Every story worth the telling requires a teller befitting the task. Hence it is no small weight that actor, Jayden Marshall, shoulders in this solo performance. In addition to carrying the entirety of the theatrical burden, he is the audience’s medium to another world, an element of the personal that allows for comprehending the impersonal. His success on this front is all the more admirable considering he represents new talent to this show specifically, and also more generally in the broader thespian arena. His character’s journey is one of firsts, but firsts that are no cause for celebration: first bout of dysentery, firsthand experience of death, first gun fired, first kill. Marshall indwells his role convincingly, capturing the zeitgeist of war as it really was but rarely seems today: hand-to-hand instead of remote, passionate rather than apathetic, soul-contaminating versus clinically sterile. On a constructively critical note, delivery did tend to be a little stilted at times and rushed at others. The latter was more problematic, articulation suffering in these instances to the point of defying even the most concerted efforts at attentive listening. These moments usually occurred during the heat of passionate delivery but rarely detracted from overall enjoyment. However it is worth noting that not all audiences will be so familiar with the broader and more laconic Australian accent, and so a greater attention to pace and enunciation may be warranted in the event of expanding performances to broader audience environments.

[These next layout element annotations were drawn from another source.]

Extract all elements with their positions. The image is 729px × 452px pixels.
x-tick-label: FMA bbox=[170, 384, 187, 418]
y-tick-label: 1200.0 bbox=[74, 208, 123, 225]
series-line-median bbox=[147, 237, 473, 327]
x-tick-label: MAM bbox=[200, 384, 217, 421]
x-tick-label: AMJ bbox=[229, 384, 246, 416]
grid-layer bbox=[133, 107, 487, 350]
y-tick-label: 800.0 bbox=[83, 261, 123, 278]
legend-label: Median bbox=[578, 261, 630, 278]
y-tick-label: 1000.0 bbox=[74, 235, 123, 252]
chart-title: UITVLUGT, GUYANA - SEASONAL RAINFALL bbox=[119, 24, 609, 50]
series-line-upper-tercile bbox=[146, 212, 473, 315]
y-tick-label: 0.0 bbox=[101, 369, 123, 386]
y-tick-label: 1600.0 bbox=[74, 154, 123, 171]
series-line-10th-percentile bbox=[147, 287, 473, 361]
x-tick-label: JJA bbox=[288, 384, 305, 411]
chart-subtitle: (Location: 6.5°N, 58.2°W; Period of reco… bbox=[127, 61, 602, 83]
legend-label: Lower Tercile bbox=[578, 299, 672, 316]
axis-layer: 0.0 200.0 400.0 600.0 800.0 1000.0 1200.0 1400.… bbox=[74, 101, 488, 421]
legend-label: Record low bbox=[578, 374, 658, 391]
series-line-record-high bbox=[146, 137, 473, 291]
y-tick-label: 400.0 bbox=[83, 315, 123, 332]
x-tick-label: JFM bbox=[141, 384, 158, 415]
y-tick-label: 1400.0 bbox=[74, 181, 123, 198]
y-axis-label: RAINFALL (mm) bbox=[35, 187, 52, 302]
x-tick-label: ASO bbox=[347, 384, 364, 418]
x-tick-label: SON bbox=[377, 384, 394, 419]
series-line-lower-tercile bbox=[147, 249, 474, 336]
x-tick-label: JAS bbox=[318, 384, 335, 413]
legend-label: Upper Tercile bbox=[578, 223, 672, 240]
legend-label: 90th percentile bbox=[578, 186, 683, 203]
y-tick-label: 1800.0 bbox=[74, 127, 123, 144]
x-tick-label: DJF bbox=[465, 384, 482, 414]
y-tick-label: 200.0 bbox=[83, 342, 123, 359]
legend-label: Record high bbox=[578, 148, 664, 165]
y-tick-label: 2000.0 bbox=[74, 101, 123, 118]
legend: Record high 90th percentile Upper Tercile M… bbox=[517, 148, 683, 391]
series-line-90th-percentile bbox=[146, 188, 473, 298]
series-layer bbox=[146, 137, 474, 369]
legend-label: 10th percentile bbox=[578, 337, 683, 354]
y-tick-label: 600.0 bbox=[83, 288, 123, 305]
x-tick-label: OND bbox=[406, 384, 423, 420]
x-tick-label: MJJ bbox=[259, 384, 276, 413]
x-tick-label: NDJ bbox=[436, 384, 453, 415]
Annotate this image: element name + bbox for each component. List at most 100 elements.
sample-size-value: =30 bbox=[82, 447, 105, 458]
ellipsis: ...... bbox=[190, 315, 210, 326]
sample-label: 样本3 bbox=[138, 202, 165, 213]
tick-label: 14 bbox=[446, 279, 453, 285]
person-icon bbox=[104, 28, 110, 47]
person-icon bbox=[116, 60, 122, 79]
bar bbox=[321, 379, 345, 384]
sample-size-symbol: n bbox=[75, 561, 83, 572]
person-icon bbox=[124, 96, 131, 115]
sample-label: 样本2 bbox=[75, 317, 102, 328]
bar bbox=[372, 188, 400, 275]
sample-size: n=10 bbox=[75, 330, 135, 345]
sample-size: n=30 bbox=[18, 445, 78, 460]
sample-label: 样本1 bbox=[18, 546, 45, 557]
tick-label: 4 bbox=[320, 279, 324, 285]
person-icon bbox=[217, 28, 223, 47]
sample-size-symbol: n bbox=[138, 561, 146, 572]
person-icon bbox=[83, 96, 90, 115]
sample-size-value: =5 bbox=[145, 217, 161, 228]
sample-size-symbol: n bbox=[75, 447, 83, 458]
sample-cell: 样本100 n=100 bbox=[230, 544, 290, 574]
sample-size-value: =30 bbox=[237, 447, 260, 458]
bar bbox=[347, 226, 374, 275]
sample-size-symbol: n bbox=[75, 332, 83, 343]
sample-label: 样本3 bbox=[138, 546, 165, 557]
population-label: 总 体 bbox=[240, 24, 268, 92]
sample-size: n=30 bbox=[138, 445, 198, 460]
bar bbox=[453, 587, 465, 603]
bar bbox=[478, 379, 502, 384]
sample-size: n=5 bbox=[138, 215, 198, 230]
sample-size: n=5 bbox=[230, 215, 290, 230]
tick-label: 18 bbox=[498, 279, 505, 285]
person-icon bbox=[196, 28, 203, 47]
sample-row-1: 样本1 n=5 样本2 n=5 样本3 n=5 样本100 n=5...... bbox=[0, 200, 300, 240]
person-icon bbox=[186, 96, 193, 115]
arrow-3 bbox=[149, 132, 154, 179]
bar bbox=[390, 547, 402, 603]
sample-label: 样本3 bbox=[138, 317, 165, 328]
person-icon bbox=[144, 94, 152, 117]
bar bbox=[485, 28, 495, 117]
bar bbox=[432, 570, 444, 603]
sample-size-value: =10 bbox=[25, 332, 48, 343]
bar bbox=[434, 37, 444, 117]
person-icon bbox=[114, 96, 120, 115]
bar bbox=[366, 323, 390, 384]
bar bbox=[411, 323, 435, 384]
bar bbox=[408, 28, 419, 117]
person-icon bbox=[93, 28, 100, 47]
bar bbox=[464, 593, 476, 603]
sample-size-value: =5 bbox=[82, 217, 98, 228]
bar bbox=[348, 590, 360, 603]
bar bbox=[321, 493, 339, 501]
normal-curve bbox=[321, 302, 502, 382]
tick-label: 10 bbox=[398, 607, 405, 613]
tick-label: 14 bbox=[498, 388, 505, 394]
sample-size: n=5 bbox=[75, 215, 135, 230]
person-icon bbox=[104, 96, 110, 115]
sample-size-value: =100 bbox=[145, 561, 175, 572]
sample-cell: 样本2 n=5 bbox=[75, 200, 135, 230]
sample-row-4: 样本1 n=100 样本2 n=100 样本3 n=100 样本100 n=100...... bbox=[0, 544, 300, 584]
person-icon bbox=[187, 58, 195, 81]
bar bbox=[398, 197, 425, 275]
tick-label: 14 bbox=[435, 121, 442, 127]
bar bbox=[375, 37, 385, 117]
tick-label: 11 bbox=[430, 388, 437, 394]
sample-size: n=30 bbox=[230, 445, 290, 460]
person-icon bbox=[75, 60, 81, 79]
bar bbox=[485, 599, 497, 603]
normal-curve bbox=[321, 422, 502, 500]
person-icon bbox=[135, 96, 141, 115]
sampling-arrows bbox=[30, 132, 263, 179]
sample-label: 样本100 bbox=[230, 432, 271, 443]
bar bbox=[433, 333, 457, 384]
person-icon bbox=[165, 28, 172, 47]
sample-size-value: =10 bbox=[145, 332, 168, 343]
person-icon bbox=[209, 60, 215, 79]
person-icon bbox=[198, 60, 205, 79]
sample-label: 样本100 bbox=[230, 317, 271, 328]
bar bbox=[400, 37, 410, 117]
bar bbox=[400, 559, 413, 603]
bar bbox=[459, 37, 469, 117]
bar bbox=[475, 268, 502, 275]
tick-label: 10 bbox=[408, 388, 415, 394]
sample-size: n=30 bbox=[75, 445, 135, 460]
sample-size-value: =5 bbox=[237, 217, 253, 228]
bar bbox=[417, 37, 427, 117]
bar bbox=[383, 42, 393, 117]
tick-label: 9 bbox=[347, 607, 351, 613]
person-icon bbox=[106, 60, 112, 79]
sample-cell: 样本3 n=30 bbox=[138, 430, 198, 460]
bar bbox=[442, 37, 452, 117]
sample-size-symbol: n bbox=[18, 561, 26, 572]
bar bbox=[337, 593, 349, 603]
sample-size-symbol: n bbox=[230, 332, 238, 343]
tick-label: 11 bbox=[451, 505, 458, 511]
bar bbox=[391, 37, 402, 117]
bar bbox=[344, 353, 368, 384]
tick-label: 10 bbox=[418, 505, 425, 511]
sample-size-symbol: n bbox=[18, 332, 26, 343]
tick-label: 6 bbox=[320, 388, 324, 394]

It was impressive to see additional developments from a production perspective in comparison to this show’s premiere last season. Kokoda 2019 features a more streamlined audiovisual and stage design, the thespian performance bolstered by richer soundtrack and lighting effects. The net result is indeed more convincing, lending a new clarity and shaping a more distinct atmosphere for various environments in which the plot unfolds. But despite said advancements, Kokoda remains a refreshingly simple and direct theatre piece, needing no elaborate set or cumbersome adjuncts. It is about storytelling and true to this goal, it relies on the dual power of a script well written and well performed. These are the key factors that translate Kokoda from a mere tribute act to a presently relevant and resonant work. And it is these that allow Kokoda to successfully achieve its deeper success: a challenging of the self-protective and time-softened tropes we so readily believe about this great moment in our national history.